GLOBAL events can be confusing or raise issues which defy logical explanation.
For example: how can one big country send in about 30,000 troops into a neighbouring country and then claim the troops are not theirs just because they don’t have any insignia on their uniforms?
I saw Vladimir Putin live on my very own TV sit there and deny any Russian troops had been sent onto Ukrainian land.
The Ukrainians later somewhat cutely described the anonymous troops as “Ninja Turtles” in reference to their all-over green uniforms and malevolently masked faces.
See, if that happened in Australia, the Meeja would be all over it like a bad suit. “Secret Aussie shock troopers invade innocent country and speak very rudely to asylum seekers.” Something like that.
I’m confused. I’m confused why, every time I see refugees shuffling forlornly across a burning desert somewhere in Africa, or in sweltering compounds in Asia, or jammed onto a sinking, stinking fishing boat somewhere, there is always one unifying object. Those red, white and blue woven plastic carry bags. Have you noticed that?
They cost about $2 in Australia, and you often see them at airports being used as back-up luggage when some family decides that a household worth of mattresses, blankets, pillows and food parcels is going to be disallowed as carry-on baggage. But there’s the point: how come we can guarantee a never-ending supply of red, white and blue woven plastic cheap luggage bags absolutely anywhere on the planet, but we can seldom get food and shelter to where it’s most needed in a timely fashion?
The United Nations should be outsourcing its aid delivery to the manufacturers and distributors of cheap luggage. It’d have a better chance of getting through.
However, the Australian Meeja would probably be a bit snippy: “Selfish Aussie rich b@stards foist cheap, crappy luggage on war-ravaged poor while keeping the Louis Vuitton at home.” I’m confused.
I’m confused (but delighted) that every time something major happens in the world, Western news companies have no difficulty finding officials who speak excellent English. The new PM in Kiev spoke elegant English. A “Ninja Turtle” at a road block outside Sevastopol spoke English.
It happened the other day after the simply awful Malaysian Airline disappearance. There, on our screens, at five-minute intervals were various Malaysian security folk, government members, airline executives, all standing in front of vast banks of microphones, patiently explaining – in English – that they had no explanation.
We wondered if an Australian plane on the way from south-east Asia disappeared, would we have any airline officials, government MPs, or security folk addressing the media of Malaysia, Vietnam and China in anything other than Orstralian?
Or what hope would there be of finding a Ukrainian speaker at Oodnadatta?
Very little, because our Meeja would probably report: “Up-himself Ocker sucks up to rest of world while refusing to explain it to those back home.”
I’m confused.
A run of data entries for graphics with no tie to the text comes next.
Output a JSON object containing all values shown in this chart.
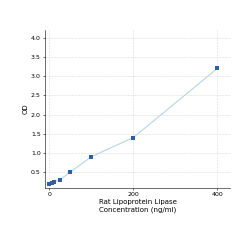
{
  "x_values": [
    0,
    6.25,
    12.5,
    25,
    50,
    100,
    200,
    400
  ],
  "y_values": [
    0.2,
    0.22,
    0.25,
    0.3,
    0.5,
    0.9,
    1.4,
    3.2
  ],
  "line_color": "#b8d4e8",
  "marker_color": "#2e5fa3",
  "marker_size": 3,
  "xlabel_line1": "Rat Lipoprotein Lipase",
  "xlabel_line2": "Concentration (ng/ml)",
  "ylabel": "OD",
  "xlim": [
    -10,
    430
  ],
  "ylim": [
    0.1,
    4.2
  ],
  "xticks": [
    0,
    200,
    400
  ],
  "yticks": [
    0.5,
    1.0,
    1.5,
    2.0,
    2.5,
    3.0,
    3.5,
    4.0
  ],
  "grid_color": "#d8d8d8",
  "background_color": "#ffffff",
  "label_fontsize": 5,
  "tick_fontsize": 4.5
}
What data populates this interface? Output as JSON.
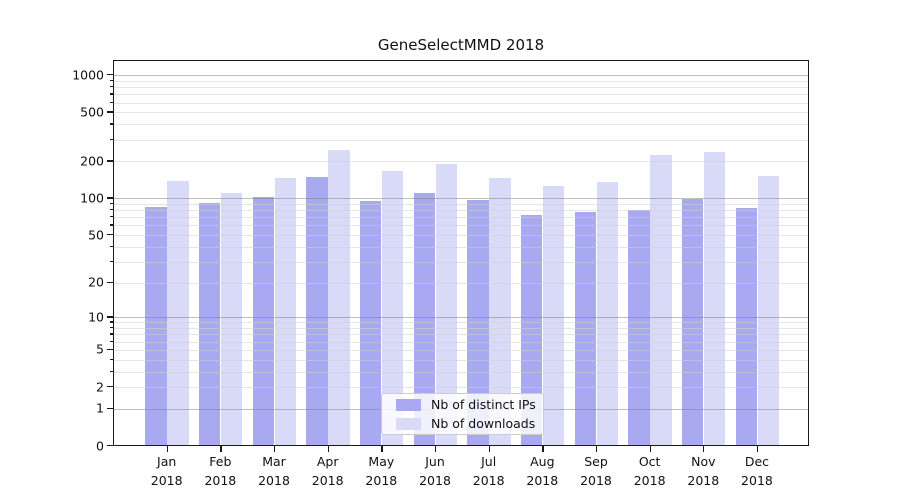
{
  "chart_data": {
    "type": "bar",
    "title": "GeneSelectMMD 2018",
    "year": "2018",
    "categories": [
      "Jan",
      "Feb",
      "Mar",
      "Apr",
      "May",
      "Jun",
      "Jul",
      "Aug",
      "Sep",
      "Oct",
      "Nov",
      "Dec"
    ],
    "series": [
      {
        "name": "Nb of distinct IPs",
        "color": "#a9a9f2",
        "values": [
          82,
          89,
          98,
          145,
          91,
          107,
          93,
          70,
          74,
          78,
          96,
          80
        ]
      },
      {
        "name": "Nb of downloads",
        "color": "#d9d9f8",
        "values": [
          133,
          107,
          141,
          240,
          161,
          183,
          140,
          122,
          132,
          217,
          232,
          148
        ]
      }
    ],
    "y_axis": {
      "scale": "log10(1+value)",
      "labeled_ticks": [
        0,
        1,
        2,
        5,
        10,
        20,
        50,
        100,
        200,
        500,
        1000
      ],
      "major_grid_values": [
        1,
        10,
        100,
        1000
      ],
      "minor_grid_values": [
        2,
        3,
        4,
        5,
        6,
        7,
        8,
        9,
        20,
        30,
        40,
        50,
        60,
        70,
        80,
        90,
        200,
        300,
        400,
        500,
        600,
        700,
        800,
        900
      ],
      "ylim": [
        0,
        1300
      ]
    },
    "x_axis": {
      "label_lines": 2
    },
    "legend": {
      "position": "lower center"
    },
    "grid": true,
    "colors": {
      "axis": "#1a1a1a",
      "major_grid": "#b4b4b4",
      "minor_grid": "#e8e8e8",
      "background": "#ffffff"
    }
  }
}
I have given up trying to predict how our national and international Meeja see things. Or if they see things.
There always has to be someone to blame. Someone to be interrogated. Punished. Chastised. Exposed. Held accountable. My pet hate word of this decade is “revealed”.
No one just tells us what’s happened. They reveal. They expose. They accuse.
And I find myself often reflecting on that famous US bumper sticker of the 1970s. Sometimes, it really does just happen.